O presidente da Câmara Municipal de Santa Luzia, Glayson Johnny, afirmou nesta terça-feira (21) que a Operação Arremate, deflagrada pelo Ministério Público de Minas Gerais (MPMG) e pela Polícia Civil de Minas Gerais (PCMG), tem como alvo ex-servidores da Casa Legislativa e não envolve contratos ou agentes da atual gestão. A manifestação foi divulgada por meio de nota oficial após o cumprimento de mandados de prisão preventiva e de busca e apreensão relacionados à investigação de um suposto esquema de corrupção e fraudes em licitações.
O Impactto News acompanha o caso desde o início da operação e já publicou, em reportagens anteriores, os posicionamentos oficiais do Ministério Público de Minas Gerais e da Prefeitura de Santa Luzia sobre as investigações. Agora, a Câmara Municipal também se pronunciou oficialmente sobre o caso.
Na nota, Glayson Johnny informou que foram cumpridos dois mandados de prisão preventiva e mandados de busca e apreensão em Santa Luzia, Belo Horizonte e Lagoa Santa. Segundo ele, os investigados "são ex-servidores que não mantêm vínculo funcional com a Câmara desde 31 de dezembro de 2024". O presidente também ressaltou que "as ações não abrangem atos, contratos ou agentes da atual gestão" e afirmou que a operação não foi realizada nas dependências internas da Câmara. "A Câmara respeita a atuação dos órgãos envolvidos e reafirma o compromisso com a legalidade, a transparência e a integridade administrativa", declarou.

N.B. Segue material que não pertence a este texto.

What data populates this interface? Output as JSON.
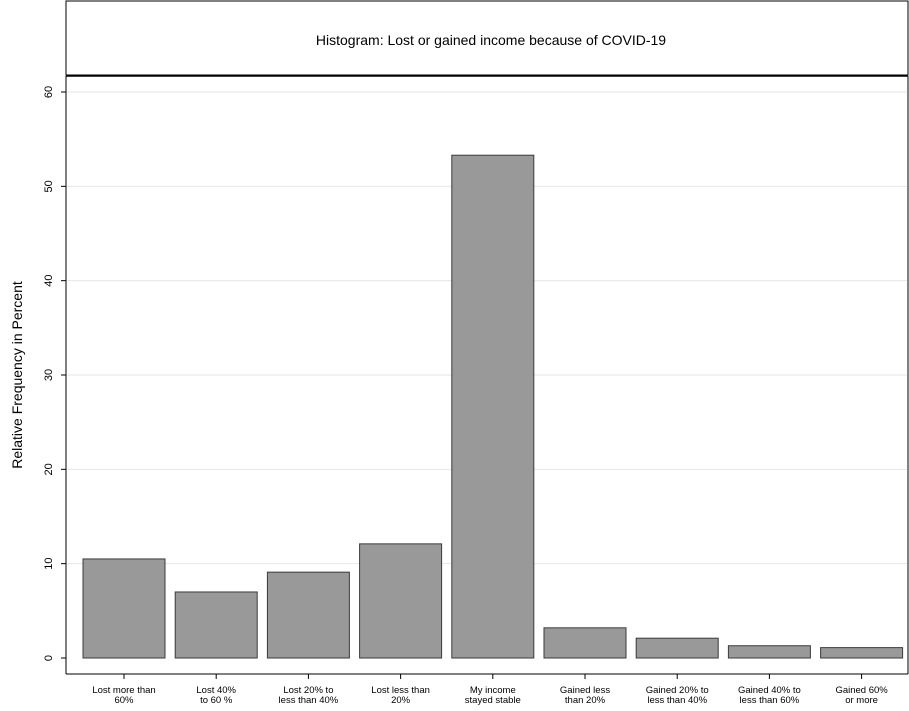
{
  "chart_data": {
    "type": "bar",
    "title": "Histogram: Lost or gained income because of COVID-19",
    "xlabel": "",
    "ylabel": "Relative Frequency in Percent",
    "ylim": [
      0,
      60
    ],
    "yticks": [
      0,
      10,
      20,
      30,
      40,
      50,
      60
    ],
    "grid": true,
    "categories": [
      [
        "Lost more than",
        "60%"
      ],
      [
        "Lost 40%",
        "to 60 %"
      ],
      [
        "Lost 20% to",
        "less than 40%"
      ],
      [
        "Lost less than",
        "20%"
      ],
      [
        "My income",
        "stayed stable"
      ],
      [
        "Gained less",
        "than 20%"
      ],
      [
        "Gained 20% to",
        "less than 40%"
      ],
      [
        "Gained 40% to",
        "less than 60%"
      ],
      [
        "Gained 60%",
        "or more"
      ]
    ],
    "values": [
      10.5,
      7.0,
      9.1,
      12.1,
      53.3,
      3.2,
      2.1,
      1.3,
      1.1
    ],
    "colors": {
      "bar_fill": "#999999",
      "bar_stroke": "#3a3a3a",
      "grid": "#e6e6e6",
      "axis": "#000000"
    }
  }
}
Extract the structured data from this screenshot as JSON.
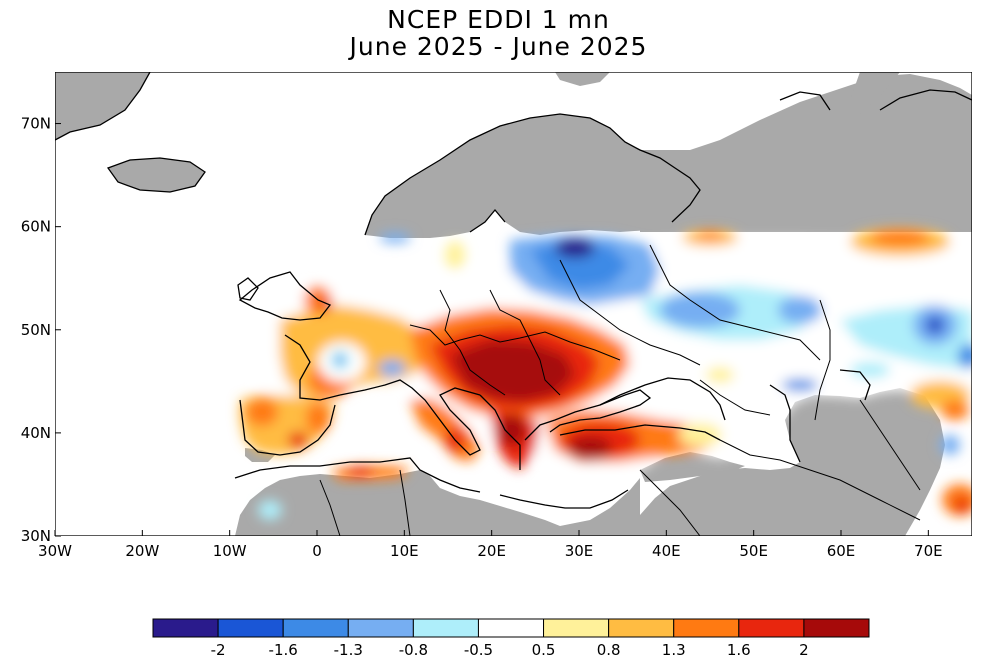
{
  "title_line1": "NCEP EDDI 1 mn",
  "title_line2": "June 2025 - June 2025",
  "map": {
    "projection": "equirectangular",
    "lon_range": [
      -30,
      75
    ],
    "lat_range": [
      30,
      75
    ],
    "no_data_color": "#a9a9a9",
    "x_tick_labels": [
      {
        "lon": -30,
        "label": "30W"
      },
      {
        "lon": -20,
        "label": "20W"
      },
      {
        "lon": -10,
        "label": "10W"
      },
      {
        "lon": 0,
        "label": "0"
      },
      {
        "lon": 10,
        "label": "10E"
      },
      {
        "lon": 20,
        "label": "20E"
      },
      {
        "lon": 30,
        "label": "30E"
      },
      {
        "lon": 40,
        "label": "40E"
      },
      {
        "lon": 50,
        "label": "50E"
      },
      {
        "lon": 60,
        "label": "60E"
      },
      {
        "lon": 70,
        "label": "70E"
      }
    ],
    "y_tick_labels": [
      {
        "lat": 30,
        "label": "30N"
      },
      {
        "lat": 40,
        "label": "40N"
      },
      {
        "lat": 50,
        "label": "50N"
      },
      {
        "lat": 60,
        "label": "60N"
      },
      {
        "lat": 70,
        "label": "70N"
      }
    ]
  },
  "colorbar": {
    "labels": [
      "-2",
      "-1.6",
      "-1.3",
      "-0.8",
      "-0.5",
      "0.5",
      "0.8",
      "1.3",
      "1.6",
      "2"
    ],
    "colors": [
      "#2a1b8c",
      "#1a56d6",
      "#3d8ae6",
      "#76aef2",
      "#aeeefa",
      "#ffffff",
      "#fff19a",
      "#ffbc42",
      "#ff7a12",
      "#e8260e",
      "#a60a0a"
    ]
  }
}
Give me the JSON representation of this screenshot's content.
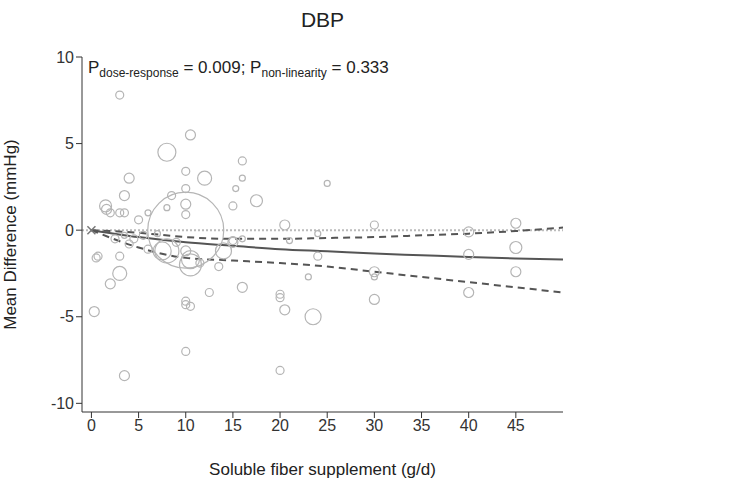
{
  "chart_data": {
    "type": "scatter",
    "title": "DBP",
    "x_label": "Soluble fiber supplement (g/d)",
    "y_label": "Mean Difference (mmHg)",
    "annotation": [
      [
        "P",
        "dose-response",
        " = 0.009; "
      ],
      [
        "P",
        "non-linearity",
        " = 0.333"
      ]
    ],
    "xlim": [
      -1,
      50
    ],
    "xticks": [
      0,
      5,
      10,
      15,
      20,
      25,
      30,
      35,
      40,
      45
    ],
    "ylim": [
      -10.5,
      10
    ],
    "yticks": [
      -10,
      -5,
      0,
      5,
      10
    ],
    "grid": false,
    "reference_y": 0,
    "reference_point": {
      "x": 0,
      "y": 0,
      "marker": "x",
      "color": "#777777"
    },
    "series": [
      {
        "type": "scatter",
        "marker": "circle",
        "color": "#b5b5b5",
        "x": [
          0.3,
          0.5,
          0.7,
          1.5,
          1.6,
          2,
          2,
          2.5,
          3,
          3,
          3,
          3,
          3.5,
          3.5,
          3.5,
          3.5,
          4,
          4,
          4.5,
          5,
          5.5,
          6,
          6,
          7,
          7.5,
          8,
          8,
          8,
          8.5,
          9,
          10,
          10,
          10,
          10,
          10,
          10,
          10,
          10,
          10,
          10.5,
          10.5,
          10.5,
          10.5,
          11.5,
          12,
          12.5,
          13.5,
          14,
          15,
          15,
          15,
          15.3,
          16,
          16,
          16,
          16,
          17.5,
          20,
          20,
          20,
          20.5,
          20.5,
          21,
          23,
          23.5,
          24,
          25,
          24,
          30,
          30,
          30,
          30,
          40,
          40,
          40,
          45,
          45,
          45
        ],
        "values": [
          -4.7,
          -1.6,
          -1.5,
          1.4,
          1.2,
          1,
          -3.1,
          -0.5,
          7.8,
          1,
          -1.5,
          -2.5,
          2,
          1,
          -8.4,
          -0.3,
          3,
          -0.8,
          -0.5,
          0.6,
          -0.3,
          1,
          -1.1,
          -0.2,
          -1.2,
          -1.2,
          1.3,
          4.5,
          2,
          -0.7,
          0,
          3.4,
          2.4,
          1.5,
          0.9,
          -1.2,
          -4.1,
          -4.3,
          -7,
          5.5,
          -2,
          -1.7,
          -4.4,
          -1.9,
          3,
          -3.6,
          -2.1,
          -1.2,
          -0.7,
          -0.6,
          1.4,
          2.4,
          4,
          3,
          -3.3,
          -0.5,
          1.7,
          -3.7,
          -3.9,
          -8.1,
          0.3,
          -4.6,
          -0.6,
          -2.7,
          -5,
          -1.5,
          2.7,
          -0.2,
          0.3,
          -2.4,
          -4,
          -2.7,
          -0.1,
          -1.4,
          -3.6,
          0.4,
          -1,
          -2.4
        ],
        "size": [
          5,
          4,
          4,
          6,
          5,
          4,
          5,
          4,
          4,
          4,
          4,
          7,
          5,
          4,
          5,
          3,
          5,
          4,
          4,
          4,
          4,
          3,
          4,
          3,
          9,
          12,
          3,
          9,
          4,
          4,
          38,
          4,
          4,
          5,
          4,
          5,
          4,
          4,
          4,
          5,
          11,
          9,
          4,
          4,
          7,
          4,
          4,
          8,
          5,
          4,
          4,
          3,
          4,
          3,
          5,
          3,
          6,
          4,
          4,
          4,
          5,
          5,
          3,
          3,
          8,
          4,
          3,
          3,
          4,
          5,
          5,
          3,
          5,
          5,
          5,
          5,
          6,
          5
        ]
      },
      {
        "type": "line",
        "line_style": "solid",
        "color": "#555555",
        "x": [
          0,
          5,
          10,
          15,
          20,
          25,
          30,
          35,
          40,
          45,
          50
        ],
        "values": [
          0,
          -0.4,
          -0.7,
          -0.9,
          -1.1,
          -1.22,
          -1.35,
          -1.45,
          -1.55,
          -1.63,
          -1.7
        ]
      },
      {
        "type": "line",
        "line_style": "dashed",
        "color": "#555555",
        "x": [
          0,
          5,
          10,
          15,
          20,
          25,
          30,
          35,
          40,
          45,
          50
        ],
        "values": [
          0,
          -1.0,
          -1.6,
          -1.75,
          -1.9,
          -2.1,
          -2.4,
          -2.7,
          -3.0,
          -3.3,
          -3.6
        ]
      },
      {
        "type": "line",
        "line_style": "dashed",
        "color": "#555555",
        "x": [
          0,
          5,
          10,
          15,
          20,
          25,
          30,
          35,
          40,
          45,
          50
        ],
        "values": [
          0,
          -0.15,
          -0.4,
          -0.5,
          -0.5,
          -0.45,
          -0.4,
          -0.3,
          -0.2,
          -0.05,
          0.15
        ]
      }
    ]
  }
}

A Operação Arremate é um desdobramento da Operação Caixa Dourada, deflagrada em setembro de 2025, e investiga um suposto esquema de corrupção e fraudes em licitações na Câmara Municipal de Santa Luzia. Nesta fase, o Ministério Público e a Polícia Civil cumpriram dois mandados de prisão preventiva contra investigados suspeitos de corrupção passiva, contratação direta ilegal, frustração do caráter competitivo de licitação, fraude em processos licitatórios, peculato eletrônico e fraude processual. As ordens judiciais foram expedidas pela 1ª Vara Criminal e de Execuções Penais de Santa Luzia.
Na decisão que autorizou as prisões, a Justiça apontou indícios de risco à instrução criminal, citando possíveis tentativas de destruição de provas, orientação de testemunhas e interferência nas investigações. O magistrado também considerou o risco de continuidade das práticas criminosas e a existência de outras investigações e ações penais envolvendo os mesmos fatos.
Além das prisões, um terceiro investigado foi submetido a medidas cautelares, entre elas a suspensão do exercício da função pública na Câmara Municipal e a proibição de manter contato com os demais investigados e testemunhas. Também foram autorizados mandados de busca e apreensão em residências, empresas e locais de trabalho, além do bloqueio de bens e valores e da análise de dados armazenados em equipamentos eletrônicos.
Segundo o Ministério Público e a Polícia Civil, as investigações apontam indícios de direcionamento de contratos públicos mediante pagamento de propina e fracionamento irregular de contratações, com participação de agentes públicos e fornecedores. A apuração é baseada em mensagens extraídas de dispositivos eletrônicos, documentos administrativos e movimentações financeiras obtidas ao longo da investigação.
As investigações prosseguem para identificar todos os envolvidos, dimensionar os prejuízos aos cofres públicos e apurar a eventual responsabilidade criminal dos investigados.